The symptoms include vaginal bleeding after intercourse, watery or bloody vaginal discharge that may be heavy and have a foul odour, pelvic pain or pain during intercourse.
Mr Brobbey, who is also an oncology nurse made the call during an interview with the Ghanaian Times and said the government needed to provide additional support towards cervical cancer campaign in the country.
He disclosed that about 2,797 women in Ghana were diagnosed of cervical cancer last year, however, about 1,699 women died from the disease within the same period, pointing out that the disease was preventable, and there was the need for women to take the necessary precautions to protect themselves from contracting it.
Mr Brobbey said that the virus responsible for the spread of the disease, Human Papillomavirus (HPV) infection, infects men too.

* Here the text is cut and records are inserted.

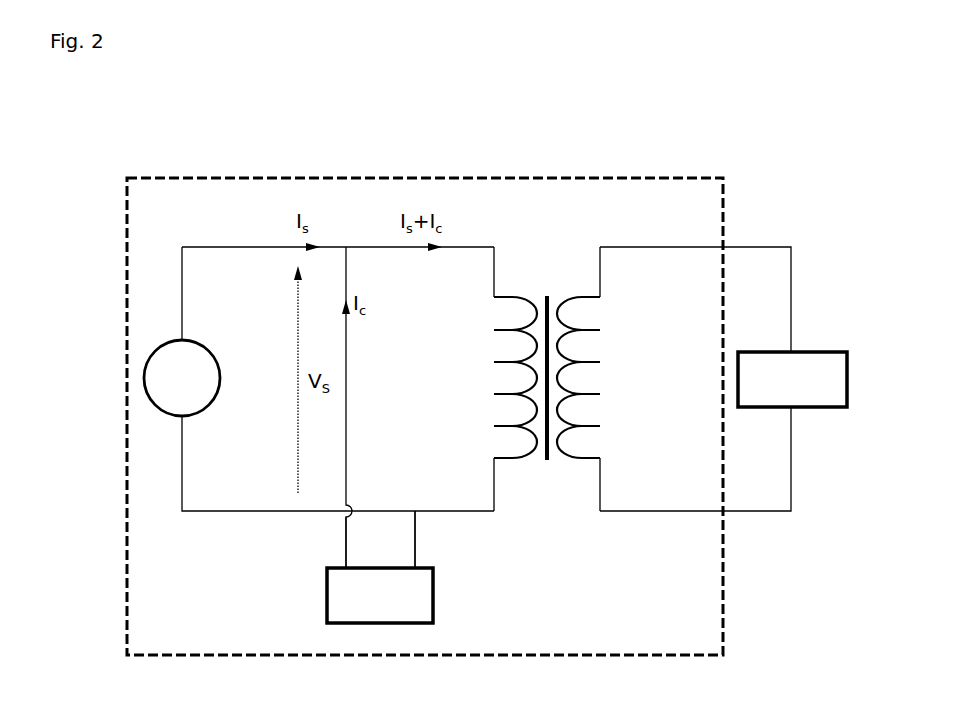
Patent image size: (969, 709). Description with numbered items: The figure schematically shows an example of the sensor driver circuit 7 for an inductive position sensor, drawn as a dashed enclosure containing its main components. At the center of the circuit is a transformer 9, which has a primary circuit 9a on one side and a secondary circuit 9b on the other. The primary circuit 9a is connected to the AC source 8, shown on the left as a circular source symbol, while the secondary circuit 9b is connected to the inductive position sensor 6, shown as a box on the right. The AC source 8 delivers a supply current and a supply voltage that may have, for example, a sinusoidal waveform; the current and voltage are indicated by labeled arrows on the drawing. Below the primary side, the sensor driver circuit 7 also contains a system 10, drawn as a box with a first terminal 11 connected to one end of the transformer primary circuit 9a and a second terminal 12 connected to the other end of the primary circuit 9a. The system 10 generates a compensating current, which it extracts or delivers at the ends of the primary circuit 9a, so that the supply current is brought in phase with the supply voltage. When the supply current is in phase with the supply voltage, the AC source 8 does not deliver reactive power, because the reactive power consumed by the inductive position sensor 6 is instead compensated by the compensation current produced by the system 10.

The inductive position sensor 6 is at (792, 379).
The sensor driver circuit 7 is at (426, 176).
The AC source 8 is at (182, 378).
The transformer 9 is at (546, 336).
The primary circuit 9a is at (490, 375).
The secondary circuit 9b is at (606, 375).
The system 10 is at (380, 595).
The first terminal 11 is at (343, 566).
The second terminal 12 is at (425, 566).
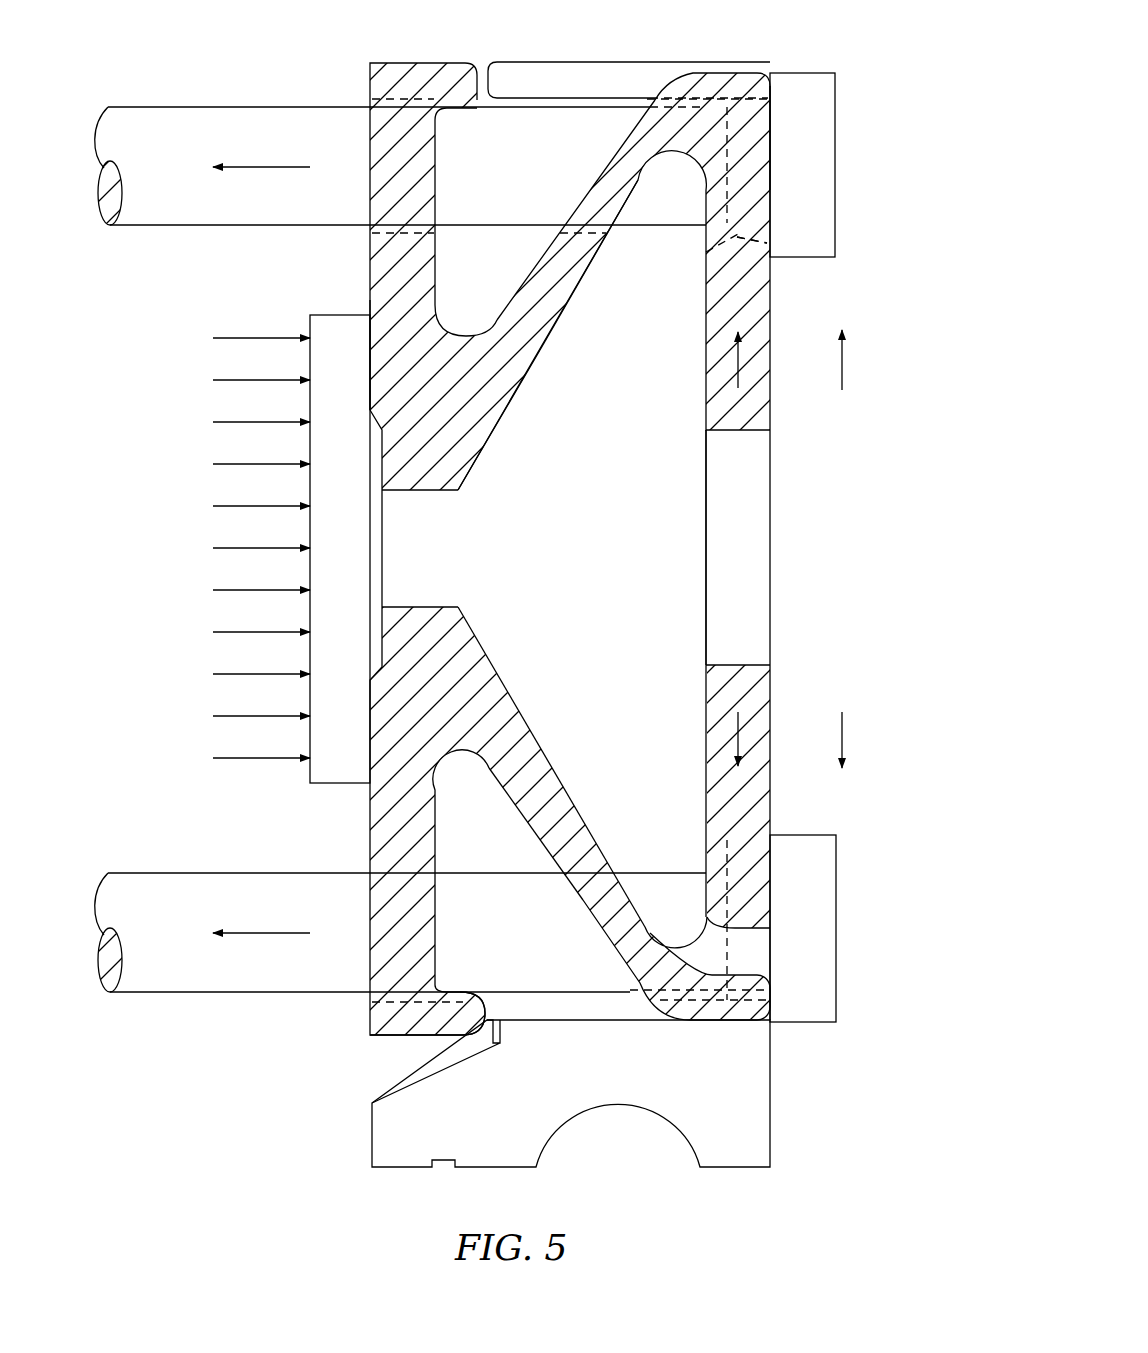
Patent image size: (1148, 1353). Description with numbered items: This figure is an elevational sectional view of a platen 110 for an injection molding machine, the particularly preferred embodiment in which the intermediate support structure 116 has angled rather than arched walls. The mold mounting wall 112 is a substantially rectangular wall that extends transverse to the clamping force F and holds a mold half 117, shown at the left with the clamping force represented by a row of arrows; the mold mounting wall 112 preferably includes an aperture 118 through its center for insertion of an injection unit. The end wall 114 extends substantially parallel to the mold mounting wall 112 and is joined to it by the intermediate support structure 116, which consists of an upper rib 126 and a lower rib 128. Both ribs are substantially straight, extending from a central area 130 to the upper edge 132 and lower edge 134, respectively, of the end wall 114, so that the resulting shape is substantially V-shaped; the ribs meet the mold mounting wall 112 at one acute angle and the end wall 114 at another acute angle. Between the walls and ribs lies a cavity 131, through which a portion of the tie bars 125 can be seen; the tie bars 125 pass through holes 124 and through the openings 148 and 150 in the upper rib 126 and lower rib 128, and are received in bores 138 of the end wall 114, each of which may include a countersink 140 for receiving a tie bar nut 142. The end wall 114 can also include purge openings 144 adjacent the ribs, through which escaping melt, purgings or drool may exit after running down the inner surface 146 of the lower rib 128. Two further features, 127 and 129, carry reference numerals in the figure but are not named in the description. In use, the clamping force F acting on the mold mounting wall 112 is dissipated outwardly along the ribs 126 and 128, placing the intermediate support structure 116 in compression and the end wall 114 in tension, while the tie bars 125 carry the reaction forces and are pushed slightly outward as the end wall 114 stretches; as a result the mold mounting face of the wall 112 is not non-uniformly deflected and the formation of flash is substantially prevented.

“They can pick the virus from an infected woman and pass it on to another woman, also if a man had suffered from penal cancer in the past, they can still transmit the virus to other women because they are both caused by HPV,” he explained.
He noted that women were prone to contracting the disease due to their weak immune system which was often caused by their constant hormonal activity.
Mr Brobbey stressed the need for women to adopt regular medical screening to ensure the early detection of the disease since it was preventable, adding that “lifestyle modification in the sense that we should not have multiple sexual partners, encourage sex education, eat balance meals, limit our intake of alcohol, artificial spices and obesity”.
Mr Brobbey added that women between the ages of nine and 24 years were required to take the vaccine which would give them lifelong protection against the virus however persons beyond age 20 needed to undergo the Pap Smear test to know their status.